Harry Potter fans will enjoy the entries covering filming, especially as it was not all such a big happy family as we thought, and there were some mighty important actors kept waiting around and not too happy ... Alan Rickman is the luvvie’s luvvie, so much so that at times the book reads like one of the satirist Craig Brown’s parodies of a celebrity diary. The actor is forever lunching and gossiping, wants more discussion of motivation for his roles, hates being criticized himself, but loves to criticise others. It is his most marked characteristic ... At times the diary turns into a list of famous people at lunch ... He was much-loved, is much-missed, and was an awe-inspiring actor. The diaries show someone not as funny or as self-deprecating as fans might expect, but that’s hardly his fault. And, you have to pan through a lot of words, but there is true gold in there.
... engaging, salty, sometimes repetitive ... anyone expecting the wholesale bitch-fest that made John Osborne’s autobiographies so indecently addictive is in for disappointment ... Rather than any continuing stream of bile, what we get in Madly, Deeply is a great deal of low-level griping interspersed with long lists of celebrities and exhausting accounts of world travel ... Taylor should, perhaps, have cut out more of the celebrity incantations. After a while, the lists take on the quality of an unintended running gag ... True, the book is full of complaints, but a diary is a good place to work through minor frustrations ... One senses a great and unique energy leaving the planet.

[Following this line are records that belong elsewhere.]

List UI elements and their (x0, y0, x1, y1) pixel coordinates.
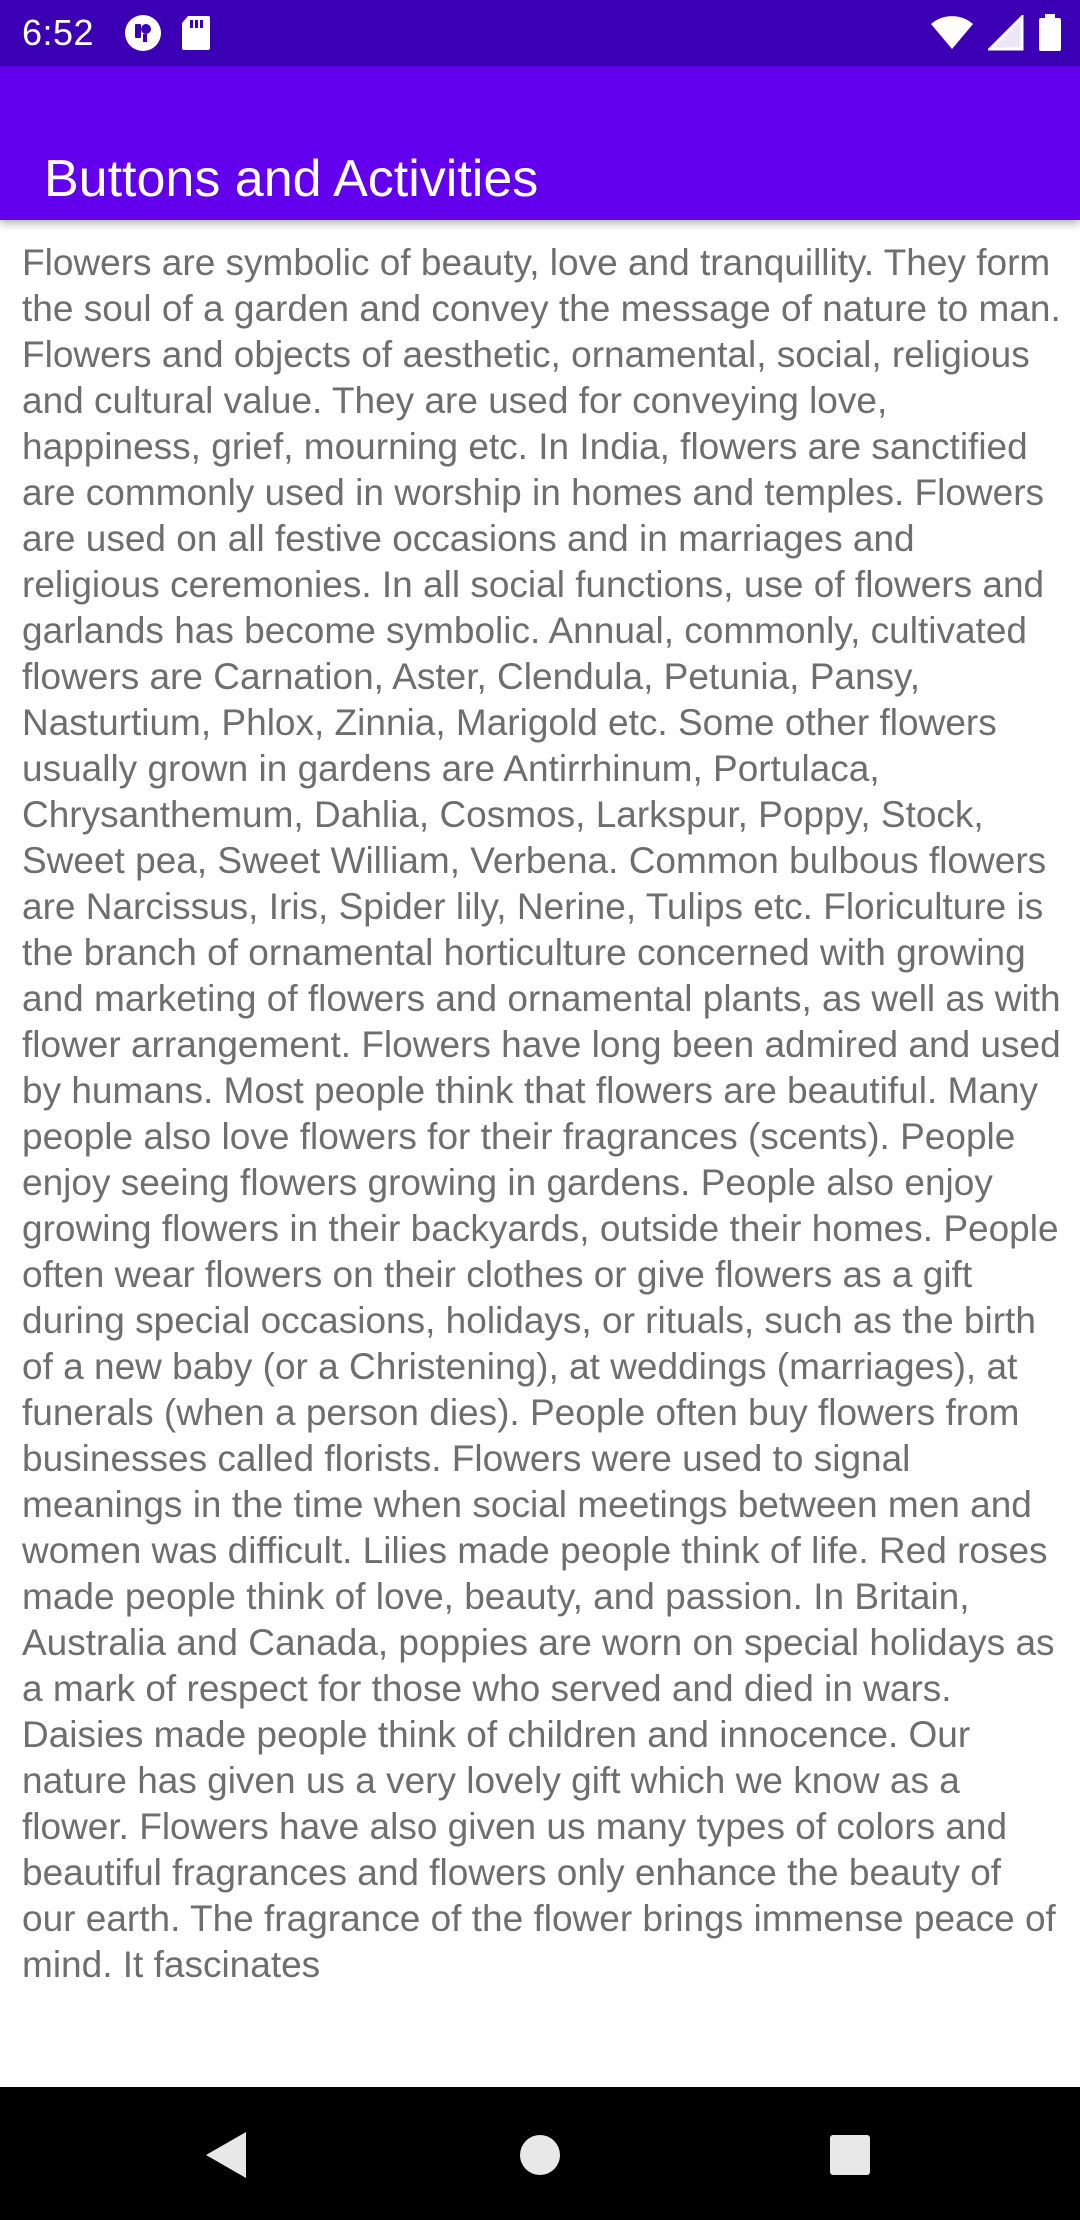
recents-icon (829, 2134, 871, 2181)
notification-app-icon (124, 14, 162, 52)
back-button[interactable] (196, 2127, 256, 2187)
recents-button[interactable] (820, 2127, 880, 2187)
home-button[interactable] (510, 2127, 570, 2187)
status-bar: 6:52 (0, 0, 1080, 66)
app-bar: Buttons and Activities (0, 66, 1080, 220)
sd-card-icon (180, 14, 212, 52)
scrollable-content[interactable]: Flowers are symbolic of beauty, love and… (22, 240, 1062, 2065)
battery-icon (1038, 14, 1062, 52)
status-right-icons (930, 14, 1062, 52)
body-text: Flowers are symbolic of beauty, love and… (22, 242, 1061, 1985)
back-icon (204, 2130, 248, 2185)
cellular-signal-icon (988, 15, 1024, 51)
wifi-icon (930, 15, 974, 51)
navigation-bar (0, 2087, 1080, 2220)
page-title: Buttons and Activities (44, 149, 539, 208)
home-icon (519, 2134, 561, 2181)
status-left-icons (124, 14, 212, 52)
status-time: 6:52 (22, 12, 95, 53)
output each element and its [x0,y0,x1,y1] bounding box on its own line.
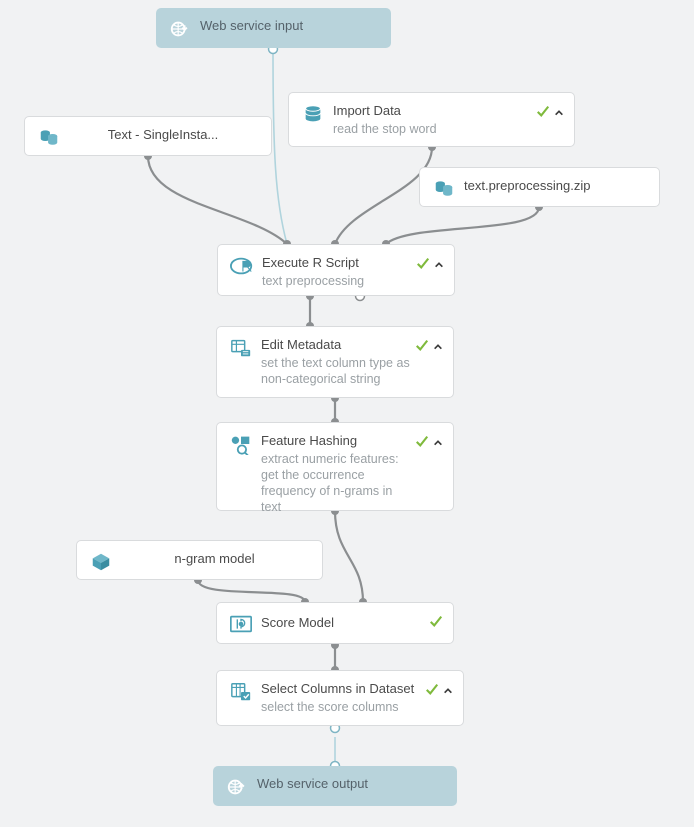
dataset-icon [35,126,63,149]
node-title: text.preprocessing.zip [464,177,645,195]
chevron-up-icon[interactable] [433,340,443,350]
check-icon [415,434,429,448]
check-icon [429,614,443,628]
node-ngram-model[interactable]: n-gram model [76,540,323,580]
select-columns-icon [227,680,255,703]
node-subtitle: read the stop word [333,121,532,137]
chevron-up-icon[interactable] [443,684,453,694]
chevron-up-icon[interactable] [434,258,444,268]
node-text-preprocessing-zip[interactable]: text.preprocessing.zip [419,167,660,207]
node-edit-metadata[interactable]: Edit Metadata set the text column type a… [216,326,454,398]
node-title: n-gram model [121,550,308,568]
check-icon [425,682,439,696]
node-select-columns[interactable]: Select Columns in Dataset select the sco… [216,670,464,726]
node-subtitle: set the text column type as non-categori… [261,355,411,387]
node-title: Text - SingleInsta... [69,126,257,144]
node-title: Web service input [200,17,377,35]
node-feature-hashing[interactable]: Feature Hashing extract numeric features… [216,422,454,511]
db-cylinder-icon [299,102,327,125]
node-text-single-instance[interactable]: Text - SingleInsta... [24,116,272,156]
edit-metadata-icon [227,336,255,359]
chevron-up-icon[interactable] [433,436,443,446]
node-title: Score Model [261,612,425,632]
node-title: Edit Metadata [261,336,411,354]
node-web-service-output[interactable]: Web service output [213,766,457,806]
node-title: Feature Hashing [261,432,411,450]
chevron-up-icon[interactable] [554,106,564,116]
globe-out-icon [223,775,251,798]
node-execute-r-script[interactable]: Execute R Script text preprocessing [217,244,455,296]
node-title: Execute R Script [262,254,412,272]
node-subtitle: extract numeric features: get the occurr… [261,451,411,515]
node-import-data[interactable]: Import Data read the stop word [288,92,575,147]
node-subtitle: select the score columns [261,699,421,715]
node-subtitle: text preprocessing [262,273,412,289]
node-web-service-input[interactable]: Web service input [156,8,391,48]
globe-in-icon [166,17,194,40]
node-title: Select Columns in Dataset [261,680,421,698]
check-icon [416,256,430,270]
node-title: Import Data [333,102,532,120]
check-icon [536,104,550,118]
node-title: Web service output [257,775,443,793]
experiment-canvas: Web service input Text - SingleInsta... … [0,0,694,827]
dataset-icon [430,177,458,200]
node-score-model[interactable]: Score Model [216,602,454,644]
cube-icon [87,550,115,573]
score-model-icon [227,612,255,635]
check-icon [415,338,429,352]
r-script-icon [228,254,256,277]
feature-hashing-icon [227,432,255,455]
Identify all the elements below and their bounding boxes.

To anyone planning on reading these diaries, I would strongly advise you keep Rickman’s IMDb and Wikipedia pages open on your laptop, plus Google to hand ... The editor had more than a million words of entries to work with and condensing them to 500 pages can’t have been an easy job, but if only he had added some context and background information it would be a less maddeningly opaque read ... Crucially, these diaries were not written for the purpose of publication ... I would count myself as an average fan, however, and by the second half of his diaries was finding it hard not to love him less ... The book is a relentlessly waspish grumble about fellow actors delivering disappointing performances ... He is in danger of casting himself as a parody of a whingeing lefty luvvie ... Unless the diarist is a saint, their unedited thoughts will always look unedifying in public. A diary is a safe space for our worst side. I wouldn’t want people reading my ungracious rants or grandiose quibbles, and felt increasingly uneasy about the posthumous publication of Rickman’s ... The one thing he never, ever grumbles about is his marriage, which sounds like one of the happiest in showbusiness. The book’s final pages are heartbreaking. As the cancer takes grip, the entries shorten and this gloriously expansive life contracts to a bleak checklist of hospital appointments. He died with his wife by his side, and her afterword is haunting.